Here's a diff to remedy this. This is the same chunk as in the
tsleep, except it uses semantics of msleep. IPL dance is there
to negate the IPL changing effect of mtx_enter/mtx_leave so that
splx(safepri) operation is actually changing IPL level from HIGH
to "safepri" and then back to the mutex IPL level.
This fixes up hangs seen in vfs_shutdown (sys_sync) on panics.
Tested with SP and MP kernels on amd64. OK?

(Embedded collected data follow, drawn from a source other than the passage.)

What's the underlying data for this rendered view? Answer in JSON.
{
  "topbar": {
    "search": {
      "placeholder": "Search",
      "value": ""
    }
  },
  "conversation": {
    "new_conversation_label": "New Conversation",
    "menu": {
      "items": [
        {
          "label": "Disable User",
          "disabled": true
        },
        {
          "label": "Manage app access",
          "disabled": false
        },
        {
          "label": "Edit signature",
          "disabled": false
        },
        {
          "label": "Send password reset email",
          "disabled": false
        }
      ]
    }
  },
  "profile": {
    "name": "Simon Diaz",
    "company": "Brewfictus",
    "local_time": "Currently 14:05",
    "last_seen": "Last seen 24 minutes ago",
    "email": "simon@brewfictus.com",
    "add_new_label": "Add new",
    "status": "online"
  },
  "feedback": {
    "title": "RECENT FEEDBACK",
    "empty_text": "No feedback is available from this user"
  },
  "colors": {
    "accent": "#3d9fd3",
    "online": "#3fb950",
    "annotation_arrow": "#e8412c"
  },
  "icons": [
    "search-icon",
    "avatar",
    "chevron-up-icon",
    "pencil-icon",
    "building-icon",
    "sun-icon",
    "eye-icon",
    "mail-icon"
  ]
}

diff --git sys/kern/kern_synch.c sys/kern/kern_synch.c
index fbf7684..6fe2b61 100644
--- sys/kern/kern_synch.c
+++ sys/kern/kern_synch.c
@@ -142,7 +142,7 @@ tsleep(const volatile void *ident, int priority, const char
*wmesg, int timo)
}
/*
- * Same as tsleep, but if we have a mutex provided, then once we've
+ * Same as tsleep, but if we have a mutex provided, then once we've
* entered the sleep queue we drop the mutex. After sleeping we re-lock.
*/
int
@@ -155,12 +155,33 @@ msleep(const volatile void *ident, struct mutex *mtx, int
priority,
KASSERT((priority & ~(PRIMASK | PCATCH | PNORELOCK)) == 0);
KASSERT(mtx != NULL);
+ if (cold || panicstr) {
+ /*
+ * After a panic, or during autoconfiguration,
+ * just give interrupts a chance, then just return;
+ * don't run any other procs or panic below,
+ * in case this is the idle process and already asleep.
+ */
+ spl = MUTEX_OLDIPL(mtx);
+ MUTEX_OLDIPL(mtx) = splhigh();
+ mtx_leave(mtx);
+
+ splx(safepri);
+
+ if ((priority & PNORELOCK) == 0) {
+ mtx_enter(mtx);
+ MUTEX_OLDIPL(mtx) = spl;
+ } else
+ splx(spl);
+ return (0);
+ }
+
sleep_setup(&sls, ident, priority, wmesg);
sleep_setup_timeout(&sls, timo);
sleep_setup_signal(&sls, priority);
/* XXX - We need to make sure that the mutex doesn't
- * unblock splsched. This can be made a bit more
+ * unblock splsched. This can be made a bit more
* correct when the sched_lock is a mutex.
*/
spl = MUTEX_OLDIPL(mtx);